Lee Lik Hang, Yantiss Rhonda K, Sadot Eran, Ren Bing, Calvacanti Marcela Santos, Hechtman Jaclyn F, Ivelja Sinisa, Huynh Be, Xue Yue, Shitilbans Tatiana, Guend Hamza, Stadler Zsofia K, Weiser Martin R, Vakiani Efsevia, Gönen Mithat, Klimstra David S, Shia Jinru
Department of Pathology, Memorial Sloan Kettering Cancer Center, New York, NY 10065, USA.
Department of Pathology and Laboratory Medicine, Weill Cornell Medical College, New York, NY 10065, USA.
Hum Pathol. 2017 Apr;62:74-82. doi: 10.1016/j.humpath.2016.12.013. Epub 2016 Dec 26.
Colorectal medullary carcinoma, recognized by the World Health Organization as a distinct histologic subtype, is commonly regarded as a specific entity with an improved prognosis and unique molecular pathogenesis. A fundamental but as yet unaddressed question, however, is whether it can be diagnosed reproducibly. In this study, by analyzing 80 colorectal adenocarcinomas whose dominant growth pattern was solid (thus encompassing medullary carcinoma and its mimics), we provided a detailed description of the morphological spectrum from "classic medullary histology" to nonmedullary poorly differentiated histologies and demonstrated significant overlapping between categories. By assessing a selected subset (n=30) that represented the spectrum of histologies, we showed that the interobserver agreement for diagnosing medullary carcinoma by using 2010 World Health Organization criteria was poor; the κ value among 5 gastrointestinal pathologists was only 0.157 (95% confidence interval, 0.127-0.263; P=.001). When we arbitrarily classified the entire cohort into "classic" and "indeterminate" medullary tumors (group 1, n=19; group 2, n=26, respectively) and nonmedullary poorly differentiated tumors (group 3, n=35), groups 1 and 2 were more likely to exhibit mismatch repair protein deficiency than group 3 (P<.001); however, improved survival could not be detected in either group compared with group 3. Our findings suggest that the diagnosis of medullary carcinoma, as currently applied, may only serve as a morphological descriptor indicating an increased likelihood of mismatch-repair deficiency. Additional evidence including a more objective classification system is needed before medullary carcinoma can be regarded as a distinct entity with prognostic relevance. Until such evidence becomes available, caution should be exercised when making this diagnosis, as well as when comparing results across different studies.
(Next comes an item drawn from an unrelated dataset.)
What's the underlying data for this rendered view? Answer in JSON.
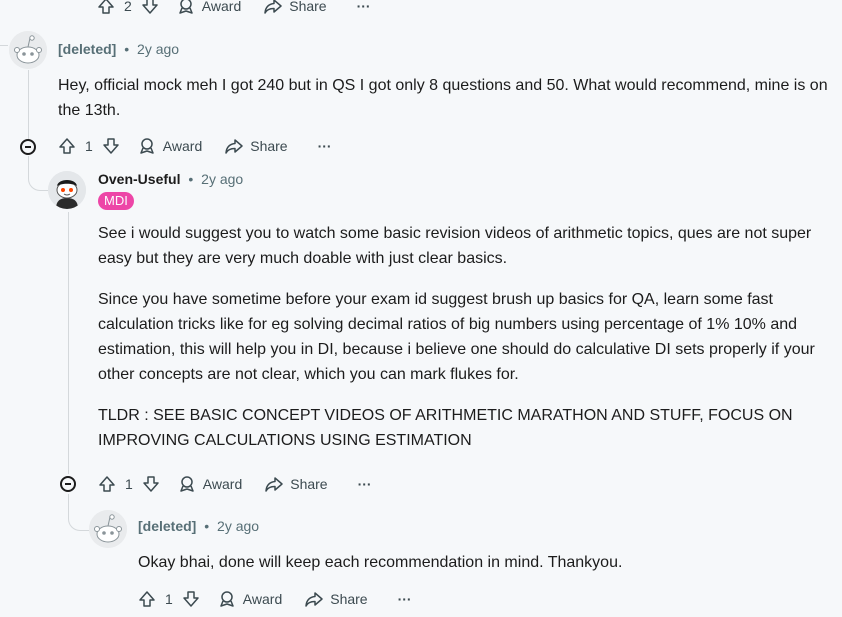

结直肠髓样癌被世界卫生组织认定为一种独特的组织学亚型,通常被视为具有较好预后和独特分子发病机制的特定实体。然而,一个基本但尚未解决的问题是,它是否能够被重复性诊断。在本研究中,通过分析80例以实性生长为主型的结直肠腺癌(从而涵盖髓样癌及其相似病变),我们详细描述了从“经典髓样组织学”到非髓样低分化组织学的形态学谱,并证明各分类之间存在显著重叠。通过评估代表组织学谱的一个选定子集(n = 30),我们发现采用2010年世界卫生组织标准诊断髓样癌时,观察者间的一致性较差;5位胃肠道病理学家之间的κ值仅为0.157(95%置信区间,0.127 - 0.263;P = 0.001)。当我们将整个队列任意分为“经典”和“不确定”髓样肿瘤(分别为第1组,n = 19;第2组,n = 26)以及非髓样低分化肿瘤(第3组,n = 35)时,第1组和第2组比第3组更可能出现错配修复蛋白缺陷(P < 0.001);然而,与第3组相比,两组均未检测到生存改善。我们的研究结果表明,目前应用的髓样癌诊断可能仅作为一种形态学描述,提示错配修复缺陷可能性增加。在髓样癌可被视为具有预后相关性的独特实体之前,需要包括更客观分类系统在内的更多证据。在获得此类证据之前,进行该诊断以及比较不同研究结果时应谨慎行事。